А какой с него, Орешкина, можно поиметь навар? Да никакого. Как с козла молока, а то и еще меньше.
Словом, с логикой не получалось. Буксовала она при этой версии.
Оставалось самое простое — сидеть тихо, делая вид, что он всему верит, а самому потихоньку набирать информацию и… подмечать новые проколы артистов.
Дожидался рожи, то есть стременного Епифана, Константин недолго. Тот подскочил через пару минут с целым ворохом одежды в руках. Глаза его радостно сияли, а с пухлых губ не сходила счастливая улыбка.
С места в карьер он принялся помогать своему князю переодеваться, влюбленно поглядывая на него.
При этом стременной не уставал тарахтеть, не умолкая ни на секунду, и Костя, аккуратно задавая наводящие вопросы, выжал из него практически всю информацию, которой тот располагал.
Оказывается, князь Глеб Владимирович, старший на Рязанской земле, послал его, то бишь своего родного брата Константина, звать своих двоюродных братьев Игоревичей — Ингваря, Юрия и Олега, на большой сбор, дабы мирно уладить спорные имущественные вопросы, которых уже накопилось выше крыши.
Стременной процитировал еще кучу имен, причем тоже из числа якобы братьев Константина, но всех упомнить было просто невозможно, тем более что к остальным князьям Глеб отрядил других гонцов.
Всего же братьев, как родных, так и двоюродных, насчитывалось у Константина на Рязанщине свыше десятка.
«Ужас какой-то, — подумалось Константину. — На одну несчастную область, говоря современным языком, аж десять, если не пятнадцать губернаторов, и у каждого свой аппарат, то есть советники всевозможные, бояре, дружина, куча слуг и так далее. Плюс к этому у самих бояр тоже штаты немалые».
«Будет о чем потолковать с ребятами в сентябре», — мысленно обрадовался он и тут же нахмурился, услыхав, как стременной назвал его по отчеству.

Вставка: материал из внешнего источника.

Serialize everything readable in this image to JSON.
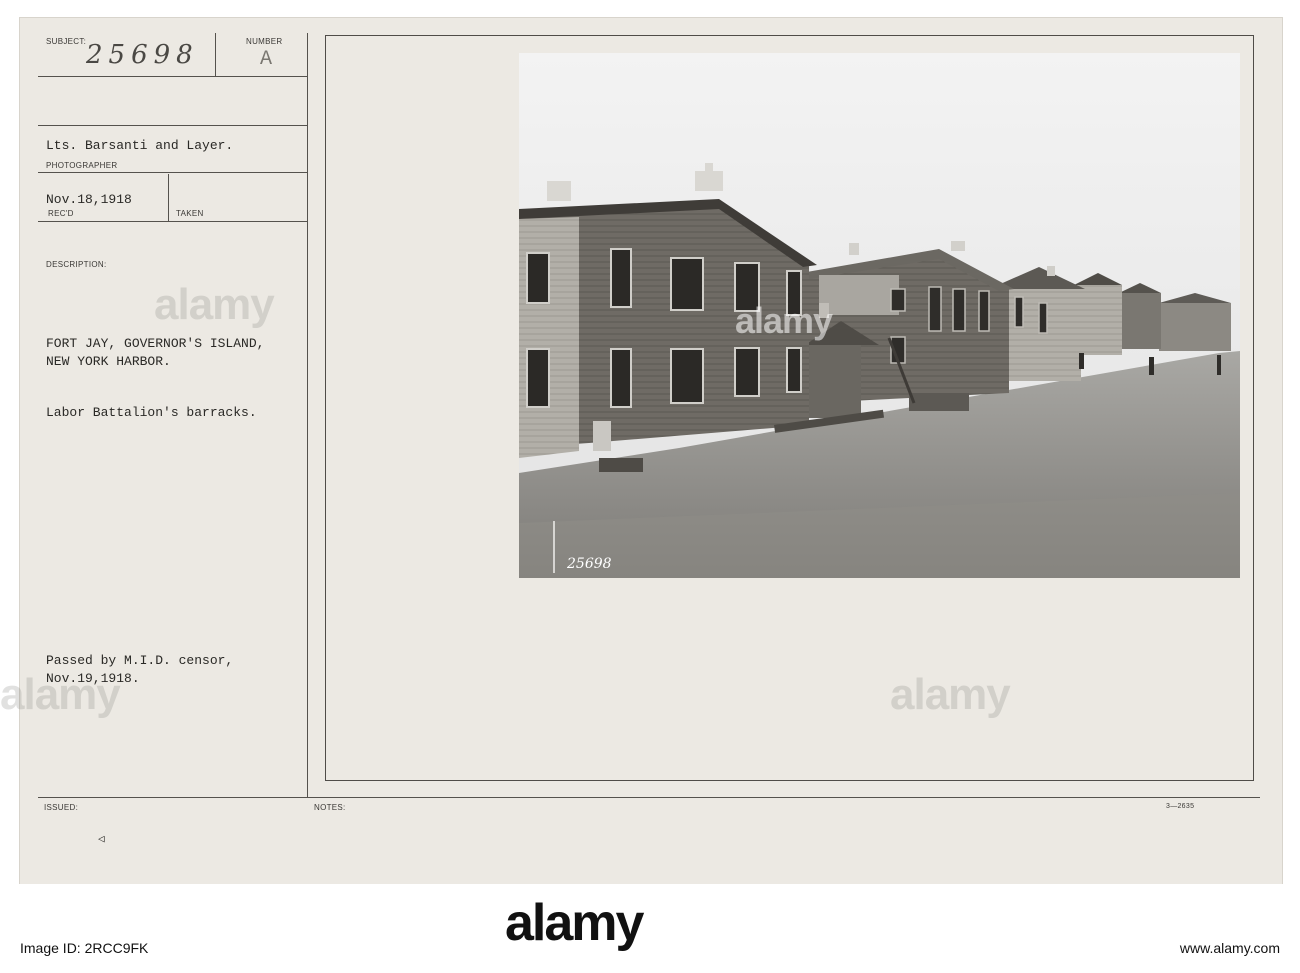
{
  "card": {
    "labels": {
      "subject": "SUBJECT:",
      "number": "NUMBER",
      "photographer": "PHOTOGRAPHER",
      "recd": "REC'D",
      "taken": "TAKEN",
      "description": "DESCRIPTION:",
      "issued": "ISSUED:",
      "notes": "NOTES:",
      "form_number": "3—2635"
    },
    "subject_number": "25698",
    "number_letter": "A",
    "photographer_name": "Lts. Barsanti and Layer.",
    "received_date": "Nov.18,1918",
    "location_line1": "FORT JAY, GOVERNOR'S ISLAND,",
    "location_line2": "NEW YORK HARBOR.",
    "caption": "Labor Battalion's barracks.",
    "censor_line1": "Passed by M.I.D. censor,",
    "censor_line2": "Nov.19,1918.",
    "issued_mark": "◁",
    "photo_negative_number": "25698"
  },
  "watermark_text": "alamy",
  "footer": {
    "logo": "alamy",
    "image_id": "Image ID: 2RCC9FK",
    "site": "www.alamy.com"
  },
  "colors": {
    "card": "#ece9e3",
    "ink": "#2a2926"
  }
}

Если б Всеволодовичем, тогда все ясно — очередной ляп, ибо дело происходит в Рязанском княжестве. Прозвучи его подлинное, то есть Николаевич, тоже понятно, что прокол, а вот Владимирович не вписывалось никуда.
Он принялся лихорадочно припоминать, но ничего не получалось, словно память странным образом заклинило. В голове всплыл всего один Константин из рязанских, которого по приказу старшего брата Ивана Калиты подло умертвили в темнице, но тот вроде бы не подчинялся никаким Глебам и сам был главным князем на Рязани, а тут…

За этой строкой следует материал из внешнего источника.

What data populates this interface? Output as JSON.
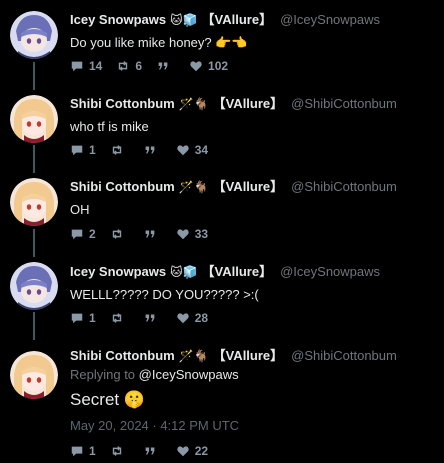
{
  "tweets": [
    {
      "name": "Icey Snowpaws",
      "emojis": "🐱🧊",
      "tag": "【VAllure】",
      "handle": "@IceySnowpaws",
      "text": "Do you like mike honey? 👉👈",
      "replies": "14",
      "retweets": "6",
      "quotes": "",
      "likes": "102"
    },
    {
      "name": "Shibi Cottonbum",
      "emojis": "🪄🐐",
      "tag": "【VAllure】",
      "handle": "@ShibiCottonbum",
      "text": "who tf is mike",
      "replies": "1",
      "retweets": "",
      "quotes": "",
      "likes": "34"
    },
    {
      "name": "Shibi Cottonbum",
      "emojis": "🪄🐐",
      "tag": "【VAllure】",
      "handle": "@ShibiCottonbum",
      "text": "OH",
      "replies": "2",
      "retweets": "",
      "quotes": "",
      "likes": "33"
    },
    {
      "name": "Icey Snowpaws",
      "emojis": "🐱🧊",
      "tag": "【VAllure】",
      "handle": "@IceySnowpaws",
      "text": "WELLL????? DO YOU????? >:(",
      "replies": "1",
      "retweets": "",
      "quotes": "",
      "likes": "28"
    },
    {
      "name": "Shibi Cottonbum",
      "emojis": "🪄🐐",
      "tag": "【VAllure】",
      "handle": "@ShibiCottonbum",
      "replying_prefix": "Replying to",
      "replying_to": "@IceySnowpaws",
      "text": "Secret 🤫",
      "timestamp": "May 20, 2024 · 4:12 PM UTC",
      "replies": "1",
      "retweets": "",
      "quotes": "",
      "likes": "22"
    }
  ],
  "colors": {
    "background": "#000000",
    "text": "#e7e9ea",
    "muted": "#6e767d",
    "thread_line": "#3a5a5e"
  }
}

«Или это потом он стал главным, а пока слишком молод, — осенило его, но сразу усмехнулся, иронизируя над собой. — Какой еще князь?! Глупости все это».
Орешкин снисходительно поглядел на актера, довольно-таки неплохо игравшего роль стременного, во всяком случае достаточно убедительно, но затем вновь призадумался.

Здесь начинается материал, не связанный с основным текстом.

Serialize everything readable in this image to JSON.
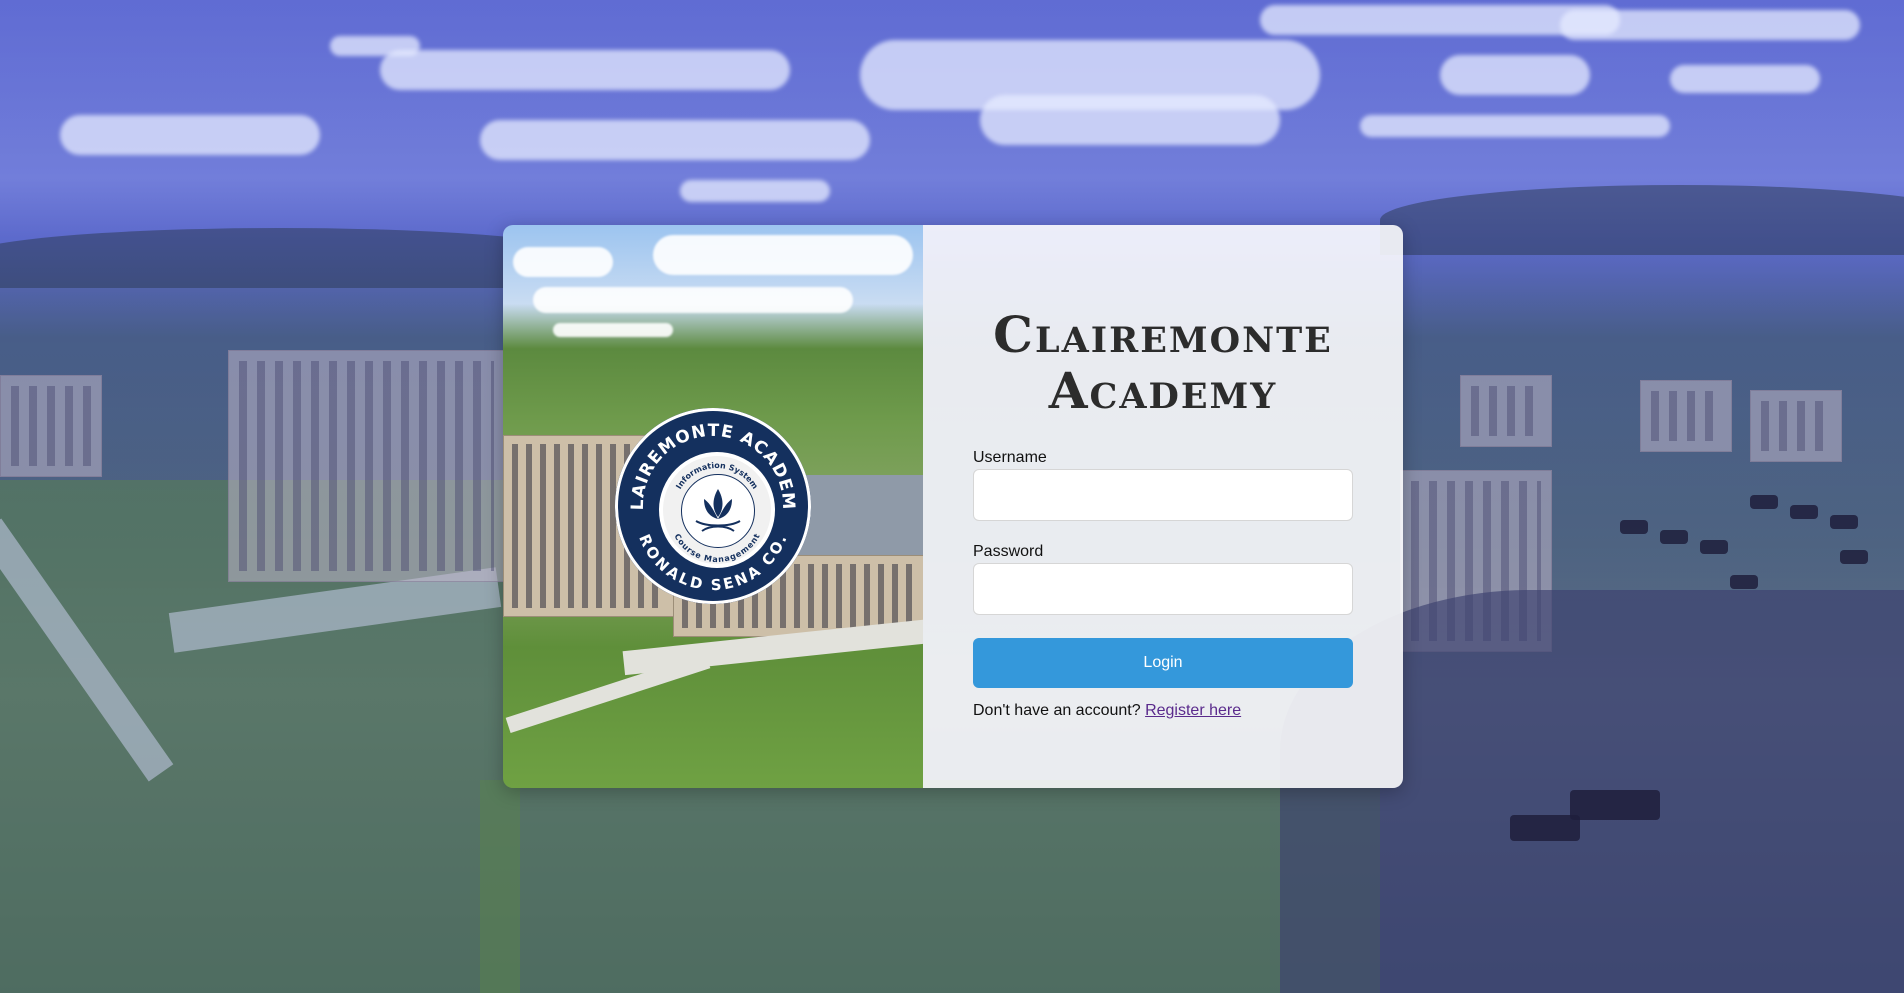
{
  "brand": {
    "line1": "Clairemonte",
    "line2": "Academy"
  },
  "seal": {
    "outer_top": "CLAIREMONTE ACADEMY",
    "outer_bottom": "RONALD SENA CO.",
    "inner_top": "Information System",
    "inner_bottom": "Course Management"
  },
  "form": {
    "username_label": "Username",
    "username_value": "",
    "password_label": "Password",
    "password_value": "",
    "login_label": "Login",
    "register_prompt": "Don't have an account?",
    "register_link": "Register here"
  },
  "colors": {
    "primary_button": "#3498db",
    "seal_navy": "#14305e",
    "link": "#5a2a8c"
  }
}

«А если все это на самом деле? Тогда-то как?» — но тут же отогнал от себя страшную мысль, которая тем не менее вернулась уже спустя минуту.
Виной тому было… его собственное тело. Точнее, полное отсутствие оного.
Нет, он не превратился в сгусток энергии или некую бесплотную субстанцию. Отнюдь нет.
Однако его личной плоти, которая по праву единственного законного собственника принадлежала Косте вот уже тридцать восемь лет, начиная с самого первого мига появления на свет божий, не существовало.
Это был железный факт, спорить о котором было просто невозможно, ибо наглядные доказательства тому начинались с самого верха и заканчивались на мизинце левой ноги, который, между прочим, был давно сломан и неудачно сросся.
Но это у него самого.
Здесь же это был мизинец как мизинец, ничем не отличающийся от своего близнеца на правой ноге.
И так куда ни глянь. Два длинных шрама на левом боку, большая родинка на правом плече — все это ему было в новинку. Зато рубец, оставшийся после удаления аппендикса, отсутствовал напрочь.
Да и с остальным не все в порядке. Руки намного мощнее и длиннее, ноги тоже покрепче, хотя и не толстые, рост прибавился сантиметров эдак на десять.
В последнем тоже невозможно было ошибиться, поскольку расстояние от пола до глаз оказалось непривычно далеким.
О новом лице судить было трудно, и Константин решил отложить этот вопрос до появления зеркала или хотя бы какой ни на есть лохани с водой.